Integrated lithium niobate microwave photonic processing engine
成果类型:
Article
署名作者:
Feng, Hanke; Ge, Tong; Guo, Xiaoqing; Wang, Benshan; Zhang, Yiwen; Chen, Zhaoxi; Zhu, Sha; Zhang, Ke; Sun, Wenzhao; Huang, Chaoran; Yuan, Yixuan; Wang, Cheng
署名单位:
City University of Hong Kong; City University of Hong Kong; University of Oxford; Chinese University of Hong Kong; Beijing University of Technology; City University of Hong Kong (Dongguan); Shenzhen Research Institute, City University of Hong Kong; City University of Hong Kong
刊物名称:
Nature
ISSN/ISSBN:
0028-5286
DOI:
10.1038/s41586-024-07078-9
发表日期:
2024-03-07
页码:
80-+
关键词:
chip
TECHNOLOGY
modulation
generation
摘要:
Integrated microwave photonics (MWP) is an intriguing technology for the generation, transmission and manipulation of microwave signals in chip-scale optical systems(1,2).

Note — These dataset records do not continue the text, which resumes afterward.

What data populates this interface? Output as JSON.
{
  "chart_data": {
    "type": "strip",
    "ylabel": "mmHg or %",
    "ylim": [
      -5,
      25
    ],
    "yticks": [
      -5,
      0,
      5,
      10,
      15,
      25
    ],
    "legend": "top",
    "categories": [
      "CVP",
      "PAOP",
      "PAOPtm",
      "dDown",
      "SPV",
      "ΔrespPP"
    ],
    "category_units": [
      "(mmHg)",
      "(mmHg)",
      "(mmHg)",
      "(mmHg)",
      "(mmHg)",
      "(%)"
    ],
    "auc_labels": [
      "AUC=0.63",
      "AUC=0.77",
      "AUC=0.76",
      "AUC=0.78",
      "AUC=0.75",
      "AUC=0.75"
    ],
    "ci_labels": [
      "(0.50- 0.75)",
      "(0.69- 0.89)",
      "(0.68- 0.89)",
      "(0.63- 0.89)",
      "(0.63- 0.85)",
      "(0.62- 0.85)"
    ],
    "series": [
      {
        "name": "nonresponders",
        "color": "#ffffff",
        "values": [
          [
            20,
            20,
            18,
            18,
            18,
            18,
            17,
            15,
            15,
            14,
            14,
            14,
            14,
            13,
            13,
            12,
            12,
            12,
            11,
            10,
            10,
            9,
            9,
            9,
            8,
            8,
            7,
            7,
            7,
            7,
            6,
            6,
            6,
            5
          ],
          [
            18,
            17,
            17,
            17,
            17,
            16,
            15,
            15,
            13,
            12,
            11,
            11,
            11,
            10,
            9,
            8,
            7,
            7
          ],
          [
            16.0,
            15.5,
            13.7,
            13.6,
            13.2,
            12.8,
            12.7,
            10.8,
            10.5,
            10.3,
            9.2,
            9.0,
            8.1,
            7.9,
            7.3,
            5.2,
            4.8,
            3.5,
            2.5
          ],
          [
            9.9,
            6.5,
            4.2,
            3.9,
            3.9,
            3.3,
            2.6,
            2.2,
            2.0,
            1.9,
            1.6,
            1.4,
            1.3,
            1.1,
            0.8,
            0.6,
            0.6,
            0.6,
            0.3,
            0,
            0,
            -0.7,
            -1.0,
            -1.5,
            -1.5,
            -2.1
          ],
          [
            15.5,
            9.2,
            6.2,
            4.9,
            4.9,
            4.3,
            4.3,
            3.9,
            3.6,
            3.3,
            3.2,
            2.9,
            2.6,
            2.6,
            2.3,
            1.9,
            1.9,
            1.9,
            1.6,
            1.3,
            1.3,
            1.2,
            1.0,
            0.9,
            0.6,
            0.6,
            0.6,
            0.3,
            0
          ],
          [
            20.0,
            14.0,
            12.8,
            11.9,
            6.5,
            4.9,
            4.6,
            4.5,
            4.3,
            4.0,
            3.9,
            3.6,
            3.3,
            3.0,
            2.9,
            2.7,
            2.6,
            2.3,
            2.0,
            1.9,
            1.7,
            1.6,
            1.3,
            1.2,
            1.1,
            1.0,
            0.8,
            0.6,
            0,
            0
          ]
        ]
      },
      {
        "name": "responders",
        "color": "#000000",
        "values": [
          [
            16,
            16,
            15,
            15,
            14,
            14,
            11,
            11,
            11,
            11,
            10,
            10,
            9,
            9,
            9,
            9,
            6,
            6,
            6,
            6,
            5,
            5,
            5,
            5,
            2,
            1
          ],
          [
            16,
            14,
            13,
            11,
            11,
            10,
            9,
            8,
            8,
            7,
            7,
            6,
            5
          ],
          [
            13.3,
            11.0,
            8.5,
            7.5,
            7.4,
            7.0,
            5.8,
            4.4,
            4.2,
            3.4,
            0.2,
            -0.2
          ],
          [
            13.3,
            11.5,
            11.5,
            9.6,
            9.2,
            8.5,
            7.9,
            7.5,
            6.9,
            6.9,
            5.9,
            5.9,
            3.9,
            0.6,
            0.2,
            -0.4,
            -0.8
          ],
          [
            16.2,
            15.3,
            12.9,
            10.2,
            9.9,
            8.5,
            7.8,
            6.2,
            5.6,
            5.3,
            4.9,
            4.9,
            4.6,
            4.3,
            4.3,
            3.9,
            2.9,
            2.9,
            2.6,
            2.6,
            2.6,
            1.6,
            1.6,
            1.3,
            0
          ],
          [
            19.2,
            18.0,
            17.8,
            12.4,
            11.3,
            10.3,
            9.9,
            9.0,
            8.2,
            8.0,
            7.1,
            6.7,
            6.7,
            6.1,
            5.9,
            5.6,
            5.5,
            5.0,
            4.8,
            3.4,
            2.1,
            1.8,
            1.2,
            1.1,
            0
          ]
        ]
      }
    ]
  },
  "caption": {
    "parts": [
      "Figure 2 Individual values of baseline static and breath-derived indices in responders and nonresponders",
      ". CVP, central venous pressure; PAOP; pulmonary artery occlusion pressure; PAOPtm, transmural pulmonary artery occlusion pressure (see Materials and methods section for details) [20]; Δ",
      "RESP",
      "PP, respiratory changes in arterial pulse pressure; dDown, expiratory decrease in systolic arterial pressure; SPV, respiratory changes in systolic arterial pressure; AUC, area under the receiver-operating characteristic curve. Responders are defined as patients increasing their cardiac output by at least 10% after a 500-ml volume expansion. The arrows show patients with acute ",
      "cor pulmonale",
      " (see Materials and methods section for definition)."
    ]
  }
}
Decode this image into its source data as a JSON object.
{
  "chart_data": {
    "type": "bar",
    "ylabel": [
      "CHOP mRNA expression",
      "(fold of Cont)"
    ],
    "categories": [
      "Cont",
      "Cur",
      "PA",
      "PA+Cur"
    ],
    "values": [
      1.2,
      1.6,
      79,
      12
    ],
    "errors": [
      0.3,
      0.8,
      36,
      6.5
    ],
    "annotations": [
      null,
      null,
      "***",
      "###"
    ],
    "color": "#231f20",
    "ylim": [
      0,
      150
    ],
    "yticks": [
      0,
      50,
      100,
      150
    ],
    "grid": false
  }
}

In particular, ultrafast processing of analogue signals in the optical domain with high fidelity and low latency could enable a variety of applications such as MWP filters(3-5), microwave signal processing(6-9) and image recognition(10,11). An ideal integrated MWP processing platform should have both an efficient and high-speed electro-optic modulation block to faithfully perform microwave-optic conversion at low power and also a low-loss functional photonic network to implement various signal-processing tasks. Moreover, large-scale, low-cost manufacturability is required to monolithically integrate the two building blocks on the same chip. Here we demonstrate such an integrated MWP processing engine based on a 4 inch wafer-scale thin-film lithium niobate platform. It can perform multipurpose tasks with processing bandwidths of up to 67 GHz at complementary metal-oxide-semiconductor (CMOS)-compatible voltages. We achieve ultrafast analogue computation, namely temporal integration and differentiation, at sampling rates of up to 256 giga samples per second, and deploy these functions to showcase three proof-of-concept applications: solving ordinary differential equations, generating ultra-wideband signals and detecting edges in images. We further leverage the image edge detector to realize a photonic-assisted image segmentation model that can effectively outline the boundaries of melanoma lesion in medical diagnostic images. Our ultrafast lithium niobate MWP engine could provide compact, low-latency and cost-effective solutions for future wireless communications, high-resolution radar and photonic artificial intelligence.